Snoring can be a normal symptom of a cold or virus in children. But when snoring persists and children have difficulty sleeping, parents should take their children to a doctor to look for signs of more serious conditions.
Snoring occurs in about 20 percent of children and is most common among children between 2 and 6, said Dr. Marcel Deray, a pediatric neurologist and director of the sleep disorders center at Nicklaus Children’s Hospital in Miami. About 10 percent of children who suffer from snoring have some sort of obstructive sleep apnea, a sleep disorder that leads to pauses in breathing throughout the night.
“That’s the peak time that kids have enlarged adenoids and tonsils, which is the main cause of snoring and sleep apnea,” Deray said.
Besides loud snoring, children may seem restless in their sleep, talk in their sleep, sleep in abnormal positions or sleep walk. Children may also begin wetting the bed again after not wetting the bed for months. All of these nighttime behaviors are signs that a child may need treatment for their snoring and that it could be sleep apnea.

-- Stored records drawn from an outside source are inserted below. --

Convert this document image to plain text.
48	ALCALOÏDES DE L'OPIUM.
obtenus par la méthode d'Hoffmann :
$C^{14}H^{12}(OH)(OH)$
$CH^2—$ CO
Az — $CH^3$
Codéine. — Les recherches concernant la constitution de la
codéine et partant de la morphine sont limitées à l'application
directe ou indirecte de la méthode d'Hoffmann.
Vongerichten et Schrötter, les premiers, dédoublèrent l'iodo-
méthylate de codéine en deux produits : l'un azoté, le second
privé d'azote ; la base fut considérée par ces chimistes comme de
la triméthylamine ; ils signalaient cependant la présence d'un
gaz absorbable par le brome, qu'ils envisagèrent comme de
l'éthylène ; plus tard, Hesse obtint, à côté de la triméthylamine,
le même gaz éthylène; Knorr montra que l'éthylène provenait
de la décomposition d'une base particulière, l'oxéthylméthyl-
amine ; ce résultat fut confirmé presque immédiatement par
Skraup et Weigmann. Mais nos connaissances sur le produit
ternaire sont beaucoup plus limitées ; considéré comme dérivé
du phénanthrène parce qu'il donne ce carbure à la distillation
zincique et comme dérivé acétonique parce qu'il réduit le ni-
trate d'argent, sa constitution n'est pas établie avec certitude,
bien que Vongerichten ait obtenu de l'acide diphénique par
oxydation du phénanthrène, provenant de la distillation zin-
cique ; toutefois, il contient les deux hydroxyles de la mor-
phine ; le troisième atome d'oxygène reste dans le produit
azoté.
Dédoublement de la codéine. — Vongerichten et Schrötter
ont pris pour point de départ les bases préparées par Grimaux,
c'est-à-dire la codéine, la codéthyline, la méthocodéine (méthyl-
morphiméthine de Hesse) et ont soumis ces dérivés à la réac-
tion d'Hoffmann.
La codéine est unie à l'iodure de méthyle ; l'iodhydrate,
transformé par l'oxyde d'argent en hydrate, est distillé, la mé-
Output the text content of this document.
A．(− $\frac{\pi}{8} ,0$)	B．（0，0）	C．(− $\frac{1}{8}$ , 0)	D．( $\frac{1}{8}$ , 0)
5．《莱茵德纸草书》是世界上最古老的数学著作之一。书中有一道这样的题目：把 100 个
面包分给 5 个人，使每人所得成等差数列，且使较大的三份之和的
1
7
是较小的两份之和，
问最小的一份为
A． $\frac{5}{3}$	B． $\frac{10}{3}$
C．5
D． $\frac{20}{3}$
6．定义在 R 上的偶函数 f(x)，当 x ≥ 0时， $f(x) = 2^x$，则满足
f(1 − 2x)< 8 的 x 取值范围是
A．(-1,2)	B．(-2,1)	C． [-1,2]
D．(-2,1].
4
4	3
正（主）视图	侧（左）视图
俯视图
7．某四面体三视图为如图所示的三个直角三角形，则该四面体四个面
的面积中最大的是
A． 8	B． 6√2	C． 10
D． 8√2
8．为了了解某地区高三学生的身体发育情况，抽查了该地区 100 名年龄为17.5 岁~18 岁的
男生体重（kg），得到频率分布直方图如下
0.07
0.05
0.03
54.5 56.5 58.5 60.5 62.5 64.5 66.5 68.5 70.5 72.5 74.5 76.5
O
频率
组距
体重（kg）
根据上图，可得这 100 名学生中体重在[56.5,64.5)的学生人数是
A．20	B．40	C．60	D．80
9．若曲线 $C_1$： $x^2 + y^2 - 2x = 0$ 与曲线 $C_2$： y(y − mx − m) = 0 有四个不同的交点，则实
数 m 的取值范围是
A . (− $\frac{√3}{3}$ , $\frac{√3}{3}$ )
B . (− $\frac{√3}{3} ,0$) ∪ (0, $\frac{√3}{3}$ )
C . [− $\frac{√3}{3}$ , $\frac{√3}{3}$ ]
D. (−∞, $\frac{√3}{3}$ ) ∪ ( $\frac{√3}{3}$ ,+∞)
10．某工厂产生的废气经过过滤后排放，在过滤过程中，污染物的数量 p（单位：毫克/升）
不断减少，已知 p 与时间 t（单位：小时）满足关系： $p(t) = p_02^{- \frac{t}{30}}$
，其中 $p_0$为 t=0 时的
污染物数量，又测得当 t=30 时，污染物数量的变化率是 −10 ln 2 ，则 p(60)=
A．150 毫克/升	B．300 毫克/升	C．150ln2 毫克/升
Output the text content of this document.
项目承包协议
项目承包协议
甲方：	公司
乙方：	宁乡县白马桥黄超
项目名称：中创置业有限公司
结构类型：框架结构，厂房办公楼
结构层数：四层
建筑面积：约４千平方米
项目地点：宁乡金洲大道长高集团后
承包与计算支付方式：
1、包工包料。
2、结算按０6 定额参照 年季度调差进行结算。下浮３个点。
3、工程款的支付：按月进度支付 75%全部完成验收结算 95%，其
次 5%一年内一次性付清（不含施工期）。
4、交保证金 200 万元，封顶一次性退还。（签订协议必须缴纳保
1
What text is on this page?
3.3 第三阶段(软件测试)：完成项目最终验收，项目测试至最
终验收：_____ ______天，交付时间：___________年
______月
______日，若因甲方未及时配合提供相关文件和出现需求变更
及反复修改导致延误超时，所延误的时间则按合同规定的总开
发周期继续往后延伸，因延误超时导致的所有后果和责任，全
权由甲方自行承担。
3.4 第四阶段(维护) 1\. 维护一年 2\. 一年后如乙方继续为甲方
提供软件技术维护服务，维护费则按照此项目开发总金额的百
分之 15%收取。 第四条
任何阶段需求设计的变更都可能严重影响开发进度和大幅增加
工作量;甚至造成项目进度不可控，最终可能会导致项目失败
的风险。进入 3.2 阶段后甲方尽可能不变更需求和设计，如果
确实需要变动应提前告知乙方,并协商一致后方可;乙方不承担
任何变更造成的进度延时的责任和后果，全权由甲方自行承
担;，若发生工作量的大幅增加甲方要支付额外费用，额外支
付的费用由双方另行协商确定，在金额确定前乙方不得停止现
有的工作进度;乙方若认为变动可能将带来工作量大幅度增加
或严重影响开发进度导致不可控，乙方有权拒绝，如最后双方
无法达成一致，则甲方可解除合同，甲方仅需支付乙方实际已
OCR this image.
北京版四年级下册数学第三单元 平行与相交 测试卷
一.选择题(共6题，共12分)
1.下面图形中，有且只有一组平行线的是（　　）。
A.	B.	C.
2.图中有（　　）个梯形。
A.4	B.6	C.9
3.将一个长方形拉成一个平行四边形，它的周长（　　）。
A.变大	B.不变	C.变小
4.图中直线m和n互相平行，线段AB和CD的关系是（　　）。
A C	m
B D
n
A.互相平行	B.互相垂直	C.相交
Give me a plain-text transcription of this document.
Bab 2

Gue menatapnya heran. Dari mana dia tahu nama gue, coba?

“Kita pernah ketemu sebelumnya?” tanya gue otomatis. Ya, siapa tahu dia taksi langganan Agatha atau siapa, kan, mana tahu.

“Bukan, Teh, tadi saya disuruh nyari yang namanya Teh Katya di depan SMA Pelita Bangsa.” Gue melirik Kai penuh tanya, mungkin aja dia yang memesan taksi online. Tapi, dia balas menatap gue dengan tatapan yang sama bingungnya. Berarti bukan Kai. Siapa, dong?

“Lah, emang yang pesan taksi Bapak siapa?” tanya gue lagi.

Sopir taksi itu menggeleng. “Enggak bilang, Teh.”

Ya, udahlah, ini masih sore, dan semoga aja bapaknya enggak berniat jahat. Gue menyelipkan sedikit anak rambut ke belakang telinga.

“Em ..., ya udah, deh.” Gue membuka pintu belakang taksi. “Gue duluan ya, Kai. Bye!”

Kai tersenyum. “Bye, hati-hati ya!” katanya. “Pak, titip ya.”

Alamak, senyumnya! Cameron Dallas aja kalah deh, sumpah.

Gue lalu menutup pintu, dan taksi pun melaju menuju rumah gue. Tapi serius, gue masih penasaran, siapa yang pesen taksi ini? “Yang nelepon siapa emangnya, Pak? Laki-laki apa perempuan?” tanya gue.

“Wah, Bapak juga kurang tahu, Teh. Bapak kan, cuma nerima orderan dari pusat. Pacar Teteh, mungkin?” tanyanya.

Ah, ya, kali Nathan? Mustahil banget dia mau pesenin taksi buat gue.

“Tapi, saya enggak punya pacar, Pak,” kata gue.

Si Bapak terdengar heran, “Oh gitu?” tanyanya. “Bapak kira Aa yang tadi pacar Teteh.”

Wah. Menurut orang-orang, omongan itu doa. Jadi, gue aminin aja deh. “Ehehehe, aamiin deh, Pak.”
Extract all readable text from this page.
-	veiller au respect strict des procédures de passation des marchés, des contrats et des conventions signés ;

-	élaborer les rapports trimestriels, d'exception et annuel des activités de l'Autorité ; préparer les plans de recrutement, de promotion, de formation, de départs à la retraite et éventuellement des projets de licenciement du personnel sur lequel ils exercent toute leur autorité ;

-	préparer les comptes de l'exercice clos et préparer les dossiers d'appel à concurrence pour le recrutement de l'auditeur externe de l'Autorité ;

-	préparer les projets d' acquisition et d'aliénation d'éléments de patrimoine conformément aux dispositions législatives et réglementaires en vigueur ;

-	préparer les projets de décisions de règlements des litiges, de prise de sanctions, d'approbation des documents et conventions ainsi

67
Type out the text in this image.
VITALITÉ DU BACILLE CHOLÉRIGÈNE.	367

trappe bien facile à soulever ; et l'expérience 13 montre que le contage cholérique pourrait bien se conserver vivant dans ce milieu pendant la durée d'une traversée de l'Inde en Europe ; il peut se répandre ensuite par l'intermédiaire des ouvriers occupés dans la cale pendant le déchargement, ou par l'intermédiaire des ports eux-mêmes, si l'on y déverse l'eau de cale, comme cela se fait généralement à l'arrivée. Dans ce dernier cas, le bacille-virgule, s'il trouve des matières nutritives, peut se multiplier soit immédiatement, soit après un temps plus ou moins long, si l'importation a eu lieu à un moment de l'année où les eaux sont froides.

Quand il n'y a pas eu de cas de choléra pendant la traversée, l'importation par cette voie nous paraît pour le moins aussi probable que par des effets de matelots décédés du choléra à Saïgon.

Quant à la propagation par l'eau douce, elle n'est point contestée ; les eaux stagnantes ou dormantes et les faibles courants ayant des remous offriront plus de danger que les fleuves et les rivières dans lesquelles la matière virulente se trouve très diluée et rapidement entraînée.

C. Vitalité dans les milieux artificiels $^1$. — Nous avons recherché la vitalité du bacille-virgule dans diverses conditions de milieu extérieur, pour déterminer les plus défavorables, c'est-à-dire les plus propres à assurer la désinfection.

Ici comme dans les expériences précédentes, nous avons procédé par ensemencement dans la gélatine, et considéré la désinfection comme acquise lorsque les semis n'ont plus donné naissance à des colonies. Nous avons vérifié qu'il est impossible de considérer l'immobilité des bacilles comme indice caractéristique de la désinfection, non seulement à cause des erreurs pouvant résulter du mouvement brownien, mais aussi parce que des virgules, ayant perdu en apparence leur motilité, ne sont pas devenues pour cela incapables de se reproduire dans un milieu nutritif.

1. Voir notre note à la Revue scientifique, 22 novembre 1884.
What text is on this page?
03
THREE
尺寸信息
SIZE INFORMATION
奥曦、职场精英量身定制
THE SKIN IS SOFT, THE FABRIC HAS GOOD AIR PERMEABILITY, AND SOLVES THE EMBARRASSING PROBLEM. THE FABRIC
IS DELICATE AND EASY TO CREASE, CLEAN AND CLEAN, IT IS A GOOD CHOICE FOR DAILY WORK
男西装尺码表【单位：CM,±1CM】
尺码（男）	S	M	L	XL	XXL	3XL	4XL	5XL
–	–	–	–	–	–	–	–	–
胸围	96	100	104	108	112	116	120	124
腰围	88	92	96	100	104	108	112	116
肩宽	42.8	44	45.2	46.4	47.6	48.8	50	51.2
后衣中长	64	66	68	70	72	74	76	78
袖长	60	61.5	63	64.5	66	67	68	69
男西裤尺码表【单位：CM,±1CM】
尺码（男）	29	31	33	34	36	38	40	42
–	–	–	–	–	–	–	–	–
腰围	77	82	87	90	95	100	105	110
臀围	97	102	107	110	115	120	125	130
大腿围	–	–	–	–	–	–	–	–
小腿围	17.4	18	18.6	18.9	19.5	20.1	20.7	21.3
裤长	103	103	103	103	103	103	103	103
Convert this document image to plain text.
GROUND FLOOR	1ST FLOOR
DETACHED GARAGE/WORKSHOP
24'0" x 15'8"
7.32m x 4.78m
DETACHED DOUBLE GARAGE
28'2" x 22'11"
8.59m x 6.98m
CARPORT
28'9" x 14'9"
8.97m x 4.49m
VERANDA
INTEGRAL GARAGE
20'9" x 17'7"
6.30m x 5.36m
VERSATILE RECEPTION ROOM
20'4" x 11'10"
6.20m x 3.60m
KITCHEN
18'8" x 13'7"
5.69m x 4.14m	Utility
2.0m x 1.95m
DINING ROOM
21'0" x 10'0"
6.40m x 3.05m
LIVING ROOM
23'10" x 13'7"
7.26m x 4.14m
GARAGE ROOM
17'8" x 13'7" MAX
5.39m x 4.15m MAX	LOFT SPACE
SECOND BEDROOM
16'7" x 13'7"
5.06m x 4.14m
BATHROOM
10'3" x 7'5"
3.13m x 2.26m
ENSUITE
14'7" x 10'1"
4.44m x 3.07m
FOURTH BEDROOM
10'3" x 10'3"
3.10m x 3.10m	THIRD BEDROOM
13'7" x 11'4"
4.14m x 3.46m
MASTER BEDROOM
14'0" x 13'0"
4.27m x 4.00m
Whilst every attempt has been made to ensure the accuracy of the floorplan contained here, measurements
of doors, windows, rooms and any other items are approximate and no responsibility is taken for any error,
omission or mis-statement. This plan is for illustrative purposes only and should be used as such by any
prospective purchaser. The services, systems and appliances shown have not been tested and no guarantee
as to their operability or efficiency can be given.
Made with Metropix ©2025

During the daytime, children suffering from sleep apnea may wake up tired, irritable, moody and with headaches. Teachers may notice children falling asleep in class or having difficulty paying attention.
Environmental factors and allergens may also contribute to snoring. Children who are exposed to smoking can snore more. Obesity can also make children more prone to snoring because an obese person can have difficulty breathing. Children with Down syndrome or facial abnormalities are more likely to suffer from sleep apnea because they have a greater chance of having a collapsed airway.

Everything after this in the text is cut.